A number of other studies were conducted on the material of languages ​​of different genetic origin. In particular, the syntax and semantics of interrogative constructions in the Chukchi language were investigated, and a number of non-trivial phenomena in this area were described. We studied the variability in the interpretation of Russian temporary adverbs and found the dependence of this variability on the tense of the verb in the main and dependent clauses. A typological study of expressions combining comparative and attenuative semantics was carried out, and a number of typological generalizations were advanced. During the study of the coordination mechanism in the Turkic and Mongolian languages, it was shown that the lack of syntactic coordination does not always mean the absence of semantic coordination. Finally, complex verb constructions in the Hill Mari and Chuvash languages ​​were investigated: for the first time, the semantics of such constructions was described in detail.

In the field of methodology development, the following results were obtained.

Firstly, in the study of the SOV order (the preverbal position of the direct object), corpus analysis was applied. Data for the analysis were obtained from the recently developed Taiga corpus (https://tatianashavrina.github.io/taiga_site/), which offers new analytic tools and new types of texts for the research. The material was annotated for a number of factors (type of linguistic expression (for example, pronominal or not), type of rhema, reference status of the noun group, etc.). Using various statistical criteria, we found that the main tendency of choosing this word order is related to the pronominalization of the direct object.

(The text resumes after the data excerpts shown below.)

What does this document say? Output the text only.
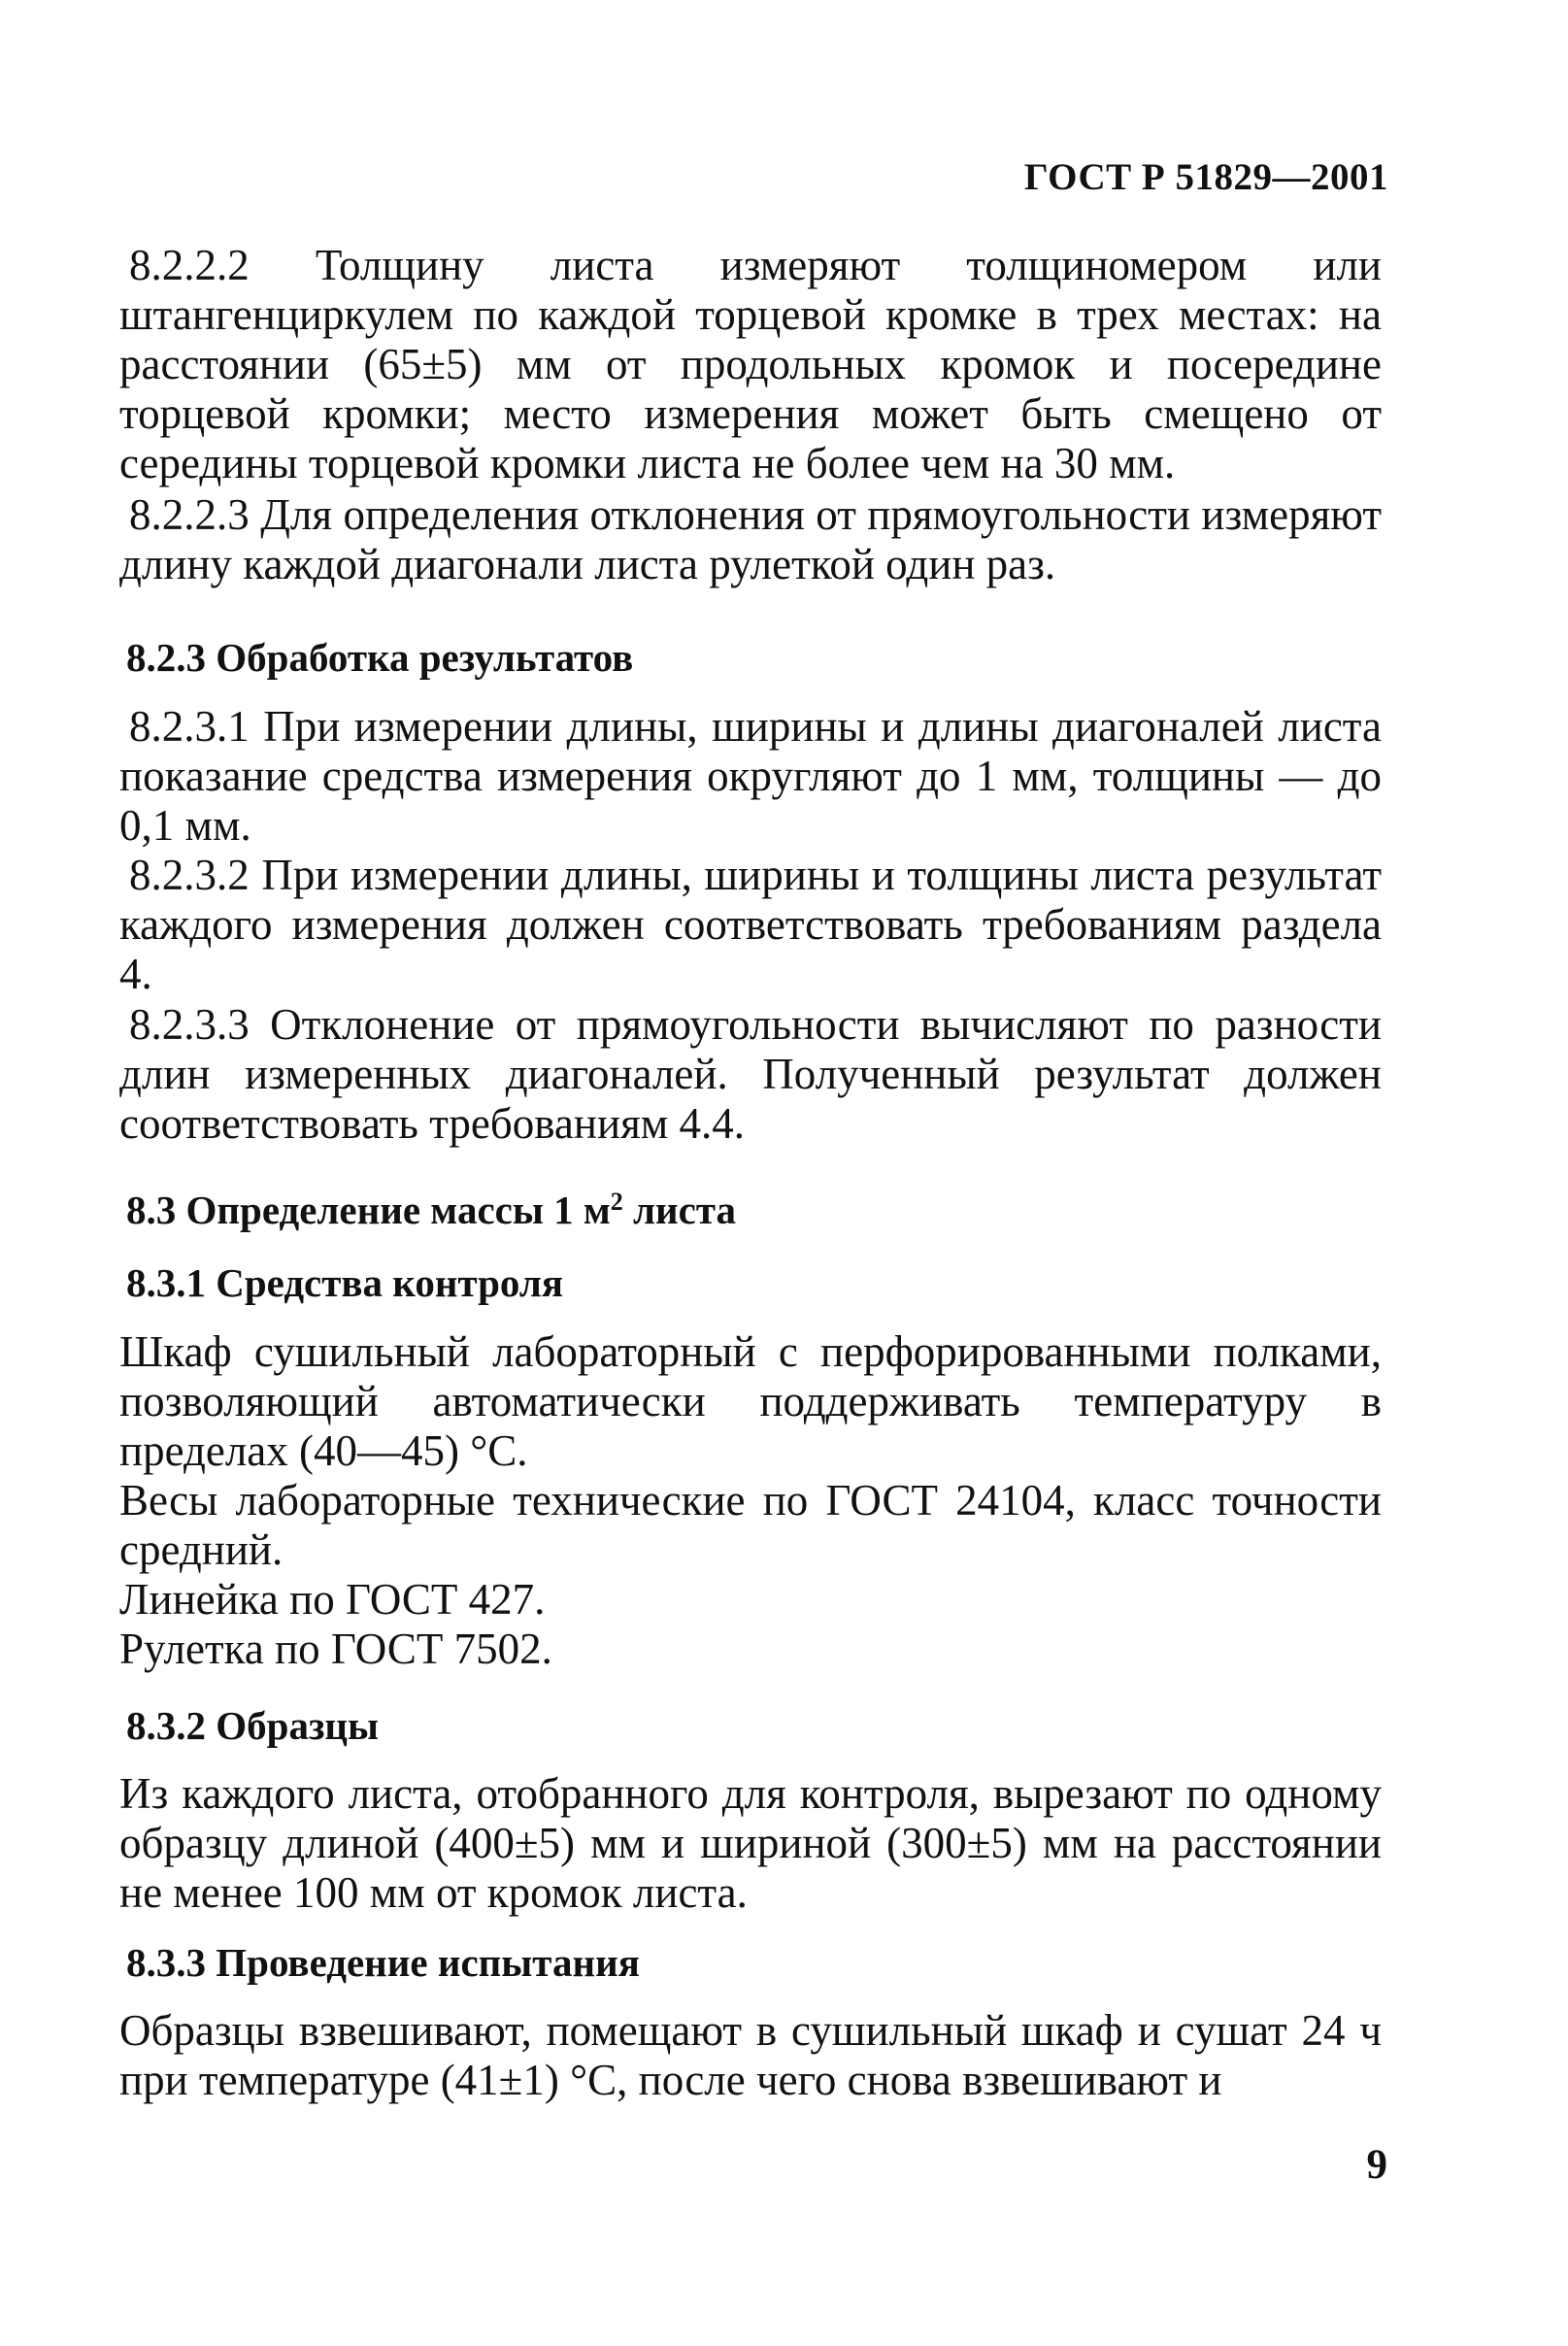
ГОСТ Р 51829—2001
8.2.2.2 Толщину листа измеряют толщиномером или штангенциркулем по каждой торцевой кромке в трех местах: на расстоянии (65±5) мм от продольных кромок и посередине торцевой кромки; место измерения может быть смещено от середины торцевой кромки листа не более чем на 30 мм.
8.2.2.3 Для определения отклонения от прямоугольности измеряют длину каждой диагонали листа рулеткой один раз.
8.2.3 Обработка результатов
8.2.3.1 При измерении длины, ширины и длины диагоналей листа показание средства измерения округляют до 1 мм, толщины — до 0,1 мм.
8.2.3.2 При измерении длины, ширины и толщины листа результат каждого измерения должен соответствовать требованиям раздела 4.
8.2.3.3 Отклонение от прямоугольности вычисляют по разности длин измеренных диагоналей. Полученный результат должен соответствовать требованиям 4.4.
8.3 Определение массы 1 $м^2$ листа
8.3.1 Средства контроля
Шкаф сушильный лабораторный с перфорированными полками, позволяющий автоматически поддерживать температуру в пределах (40—45) °С.
Весы лабораторные технические по ГОСТ 24104, класс точности средний.
Линейка по ГОСТ 427.
Рулетка по ГОСТ 7502.
8.3.2 Образцы
Из каждого листа, отобранного для контроля, вырезают по одному образцу длиной (400±5) мм и шириной (300±5) мм на расстоянии не менее 100 мм от кромок листа.
8.3.3 Проведение испытания
Образцы взвешивают, помещают в сушильный шкаф и сушат 24 ч при температуре (41±1) °С, после чего снова взвешивают и
9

Secondly, in the study of the order with the initial position of the verb in the sentence (VSO), the grammaticality judgment approach was applied. Also, the main method was to test different theoretical approaches to the word order on the basis of Russian language data.

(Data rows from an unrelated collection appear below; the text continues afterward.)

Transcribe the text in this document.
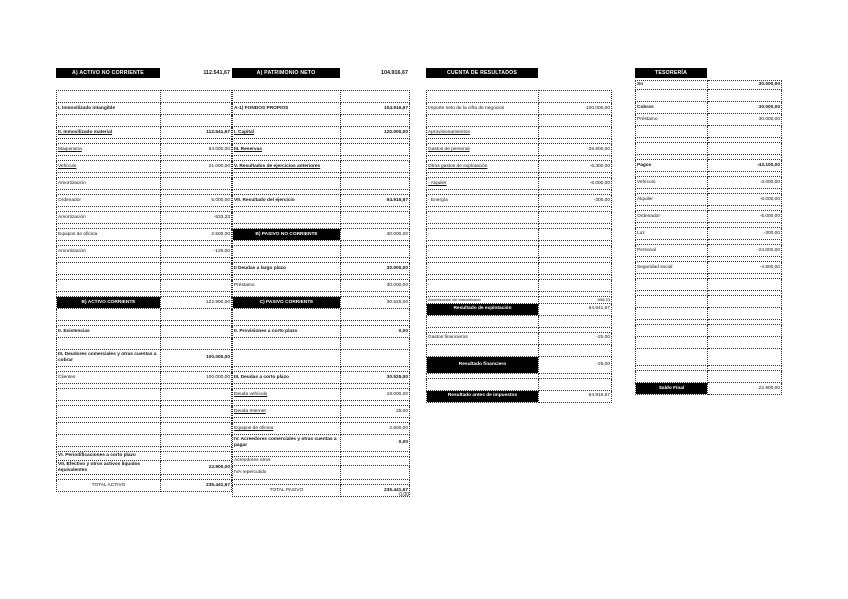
A) ACTIVO NO CORRIENTE	112.541,67	A) PATRIMONIO NETO	104.916,67	CUENTA DE RESULTADOS	TESORERÍA

I. Inmovilizado intangible	

II. Inmovilizado material	112.541,67

Maquinaria	84.000,00

Vehículo	21.000,00

Amortización	

Ordenador	5.000,00

Amortización	-833,33

Equipos de oficina	2.500,00

Amortización	-125,00

B) ACTIVO CORRIENTE	122.900,00

II. Existencias	

III. Deudores comerciales y otras cuentas a cobrar	100.000,00

Clientes	100.000,00

VI. Periodificaciones a corto plazo	
VII. Efectivo y otros activos líquidos equivalentes	22.900,00

TOTAL ACTIVO	235.441,67

A-1) FONDOS PROPIOS	104.916,67

I. Capital	120.000,00

III. Reservas	

V. Resultados de ejercicios anteriores	

VII. Resultado del ejercicio	64.916,67

B) PASIVO NO CORRIENTE	30.000,00

II Deudas a largo plazo	30.000,00

Préstamo	30.000,00

C) PASIVO CORRIENTE	30.525,00

II. Provisiones a corto plazo	0,00

III. Deudas a corto plazo	30.525,00

Deuda vehículo	18.000,00

Deuda Internet	25,00

Equipos de oficina	2.500,00
IV. Acreedores comerciales y otras cuentas a pagar	0,00

Acreedores otros	
IVA repercutido	

TOTAL PASIVO	235.441,67

Importe neto de la cifra de negocios	100.000,00

Aprovisionamientos	

Gastos de personal	-28.800,00

Otros gastos de explotación	-6.300,00

- Alquiler	-6.000,00

- Energía	-300,00

-	

-	

-	

-	

-	

Amortización del inmovilizado	-958,33
Resultado de explotación	64.941,67

Gastos financieros	-25,00

Resultado financiero	-25,00

Resultado antes de impuestos	64.916,67
So	30.000,00

Cobros	30.000,00
Préstamo	30.000,00

Pagos	-43.100,00

Vehículo	-3.000,00

Alquiler	-6.000,00

Ordenador	-5.000,00

Luz	-300,00

Personal	-24.000,00

Seguridad social	-4.800,00

Saldo Final	22.900,00
0,00
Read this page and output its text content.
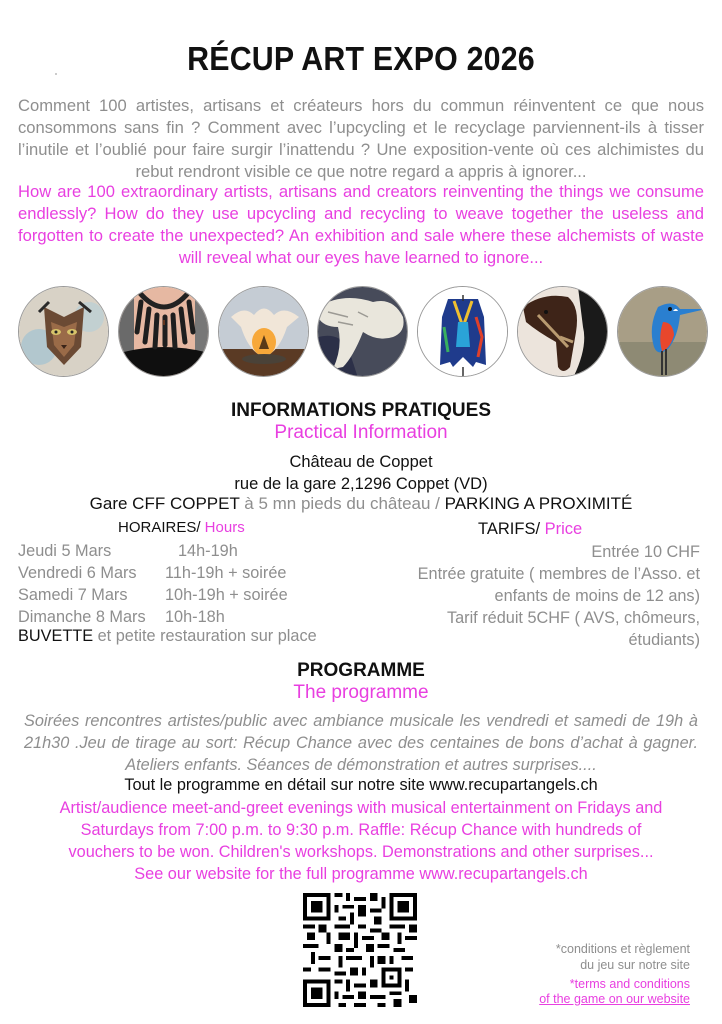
RÉCUP ART EXPO 2026

Comment 100 artistes, artisans et créateurs hors du commun réinventent ce que nous consommons sans fin ? Comment avec l’upcycling et le recyclage parviennent-ils à tisser l’inutile et l’oublié pour faire surgir l’inattendu ? Une exposition-vente où ces alchimistes du rebut rendront visible ce que notre regard a appris à ignorer...

How are 100 extraordinary artists, artisans and creators reinventing the things we consume endlessly? How do they use upcycling and recycling to weave together the useless and forgotten to create the unexpected? An exhibition and sale where these alchemists of waste will reveal what our eyes have learned to ignore...

INFORMATIONS PRATIQUES
Practical Information
Château de Coppet
rue de la gare 2,1296 Coppet (VD)
Gare CFF COPPET à 5 mn pieds du château / PARKING A PROXIMITÉ
HORAIRES/ Hours
Jeudi 5 Mars	14h-19h
Vendredi 6 Mars	11h-19h + soirée
Samedi 7 Mars	10h-19h + soirée
Dimanche 8 Mars	10h-18h
BUVETTE et petite restauration sur place
TARIFS/ Price
Entrée 10 CHF
Entrée gratuite ( membres de l’Asso. et
enfants de moins de 12 ans)
Tarif réduit 5CHF ( AVS, chômeurs,
étudiants)
PROGRAMME
The programme

Soirées rencontres artistes/public avec ambiance musicale les vendredi et samedi de 19h à 21h30 .Jeu de tirage au sort: Récup Chance avec des centaines de bons d’achat à gagner. Ateliers enfants. Séances de démonstration et autres surprises....

Tout le programme en détail sur notre site www.recupartangels.ch
Artist/audience meet-and-greet evenings with musical entertainment on Fridays and
Saturdays from 7:00 p.m. to 9:30 p.m. Raffle: Récup Chance with hundreds of
vouchers to be won. Children's workshops. Demonstrations and other surprises...
See our website for the full programme www.recupartangels.ch
*conditions et règlement
du jeu sur notre site
*terms and conditions
of the game on our website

Thirdly, an experimental approach was applied in the study of the circumstantial modifiers (adverbs and prepositional phrases) moved to the beginning of the sentence.

The design of the experiments was thoroughly worked out, allowing us to study the interaction of the information structure with intonation. In particular, a mini-dialogue based design was developed. The participants were offered as stimuli a pair of sentences from the same dialogue or from two different dialogues (presupposing different information structure).

To carry out the tasks of the project during field research, data were collected from structurally different languages ​​(Indonesian, Chukotka, Mountain-Mari, Khanty, Besermyansk, Balkar). In addition to collecting spontaneous texts, questionnaires were conducted based on the translation of specially selected examples. The questionnaires included paradigms of examples, testing their grammatical correctness allows us to identify and prove certain hypotheses about the formal structure of the phenomenon under study.